OMS encourages diet recommendations that are scientifically researched and play an important role in managing MS and preventing its progression.
The Overcoming MS diet is a plant-based diet that also includes fish. It aims to significantly reduce saturated fat intake while increasing the intake of healthy, omega-3 fats.
Several long-term studies show a close connection between saturated fats and the development and progression of MS. People with MS who avoid saturated fats, such as those from meat and dairy but consume unsaturated fats, such as those from fish and flaxseed oil, typically have reduced progression of the disease – and in many cases experience minimal effects from it.
Exercise is vital for just about everyone, but it is especially important for people with MS.

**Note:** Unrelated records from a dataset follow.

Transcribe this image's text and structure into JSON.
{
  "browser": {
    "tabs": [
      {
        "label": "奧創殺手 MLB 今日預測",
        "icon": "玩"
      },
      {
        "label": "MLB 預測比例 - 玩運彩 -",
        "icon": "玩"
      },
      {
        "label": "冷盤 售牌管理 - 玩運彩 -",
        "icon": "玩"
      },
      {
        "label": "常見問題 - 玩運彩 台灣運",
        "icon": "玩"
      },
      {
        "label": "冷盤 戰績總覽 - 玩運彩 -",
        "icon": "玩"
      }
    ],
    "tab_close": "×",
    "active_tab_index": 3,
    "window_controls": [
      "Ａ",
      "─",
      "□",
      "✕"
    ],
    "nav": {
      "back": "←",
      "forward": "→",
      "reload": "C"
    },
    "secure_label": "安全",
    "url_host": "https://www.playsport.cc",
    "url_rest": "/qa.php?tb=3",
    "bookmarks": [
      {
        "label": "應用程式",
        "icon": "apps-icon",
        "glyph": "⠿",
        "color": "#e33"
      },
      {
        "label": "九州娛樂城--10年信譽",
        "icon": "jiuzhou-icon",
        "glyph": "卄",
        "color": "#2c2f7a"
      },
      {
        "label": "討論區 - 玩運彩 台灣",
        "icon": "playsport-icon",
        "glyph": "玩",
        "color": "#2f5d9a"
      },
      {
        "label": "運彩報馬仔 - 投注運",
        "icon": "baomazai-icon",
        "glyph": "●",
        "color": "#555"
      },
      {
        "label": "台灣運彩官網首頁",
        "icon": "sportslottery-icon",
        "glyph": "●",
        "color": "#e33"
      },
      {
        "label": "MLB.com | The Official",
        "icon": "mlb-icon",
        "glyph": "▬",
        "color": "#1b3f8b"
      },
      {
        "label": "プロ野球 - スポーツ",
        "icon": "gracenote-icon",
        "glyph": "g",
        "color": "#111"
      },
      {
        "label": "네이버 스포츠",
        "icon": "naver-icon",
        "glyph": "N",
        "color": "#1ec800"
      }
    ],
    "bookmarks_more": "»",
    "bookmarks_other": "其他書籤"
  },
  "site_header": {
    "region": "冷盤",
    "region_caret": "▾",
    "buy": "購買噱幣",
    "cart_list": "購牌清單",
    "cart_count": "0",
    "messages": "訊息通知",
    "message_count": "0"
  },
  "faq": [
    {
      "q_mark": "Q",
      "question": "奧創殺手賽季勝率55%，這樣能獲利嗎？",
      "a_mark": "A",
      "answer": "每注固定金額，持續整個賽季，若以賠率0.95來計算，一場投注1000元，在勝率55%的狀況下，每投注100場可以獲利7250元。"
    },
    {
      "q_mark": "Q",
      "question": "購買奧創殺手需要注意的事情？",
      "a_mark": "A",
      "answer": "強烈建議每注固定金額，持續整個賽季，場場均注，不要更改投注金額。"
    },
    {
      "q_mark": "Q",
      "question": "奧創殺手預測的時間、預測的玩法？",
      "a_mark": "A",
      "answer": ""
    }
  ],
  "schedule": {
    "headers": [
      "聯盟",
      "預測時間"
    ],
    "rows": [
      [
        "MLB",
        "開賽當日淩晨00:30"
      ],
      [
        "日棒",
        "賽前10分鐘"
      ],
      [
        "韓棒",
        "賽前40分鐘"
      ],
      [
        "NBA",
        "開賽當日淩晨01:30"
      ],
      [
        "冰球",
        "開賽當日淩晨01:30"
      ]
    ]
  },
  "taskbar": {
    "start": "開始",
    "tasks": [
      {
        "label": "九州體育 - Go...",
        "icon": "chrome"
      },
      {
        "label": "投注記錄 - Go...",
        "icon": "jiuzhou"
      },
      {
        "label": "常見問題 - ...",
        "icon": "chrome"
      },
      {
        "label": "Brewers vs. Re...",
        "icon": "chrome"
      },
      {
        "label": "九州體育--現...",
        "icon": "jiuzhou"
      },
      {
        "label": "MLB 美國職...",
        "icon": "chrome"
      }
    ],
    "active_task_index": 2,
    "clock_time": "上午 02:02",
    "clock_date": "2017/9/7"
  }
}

Direct evidence shows that exercise:
- In people with mild MS – improves fitness and function
- In people experiencing moderate to severe disability – maintains function
- In people with significant disability - improves muscle power, exercise tolerance and mobility-related activities (such as walking)
Studies show that exercise improves mood and general well-being in people with MS, and that walkable distance increases with regular treadmill training. Interestingly, some benefits of exercise in MS are more pronounced in women.
There is also indirect evidence that exercise may be helpful:
- By boosting two proteins that help repair neurons in MS, brain-derived neurotrophic factor (BDNF) and nerve growth factor (NGF), exercise helps repair neurons in MS.
- By preventing cognitive decline. Those who exercise the most show the least amount of brain shrinkage
- By improving mental health
Exercise can also improve ongoing physical problems caused by MS:
- Movement exercise has a better effect on spasm and increased tone than stretching
- Core postural strength helps correct balance problems that threaten stability
- Muscle strength protects from injury
- Exercise counteracts the effects of deconditioning
Cure v Recovery
There is currently no cure for MS, although research groups all over the world are working diligently to find one. Neither OMS nor the OMS 7-Step Recovery Program should ever be represented as a cure for MS. The OMS 7-Step Recovery Program is a scientifically-researched, evidence-based-diet-and-lifestyle-modification program designed to improve health outcomes and quality of life for people with MS.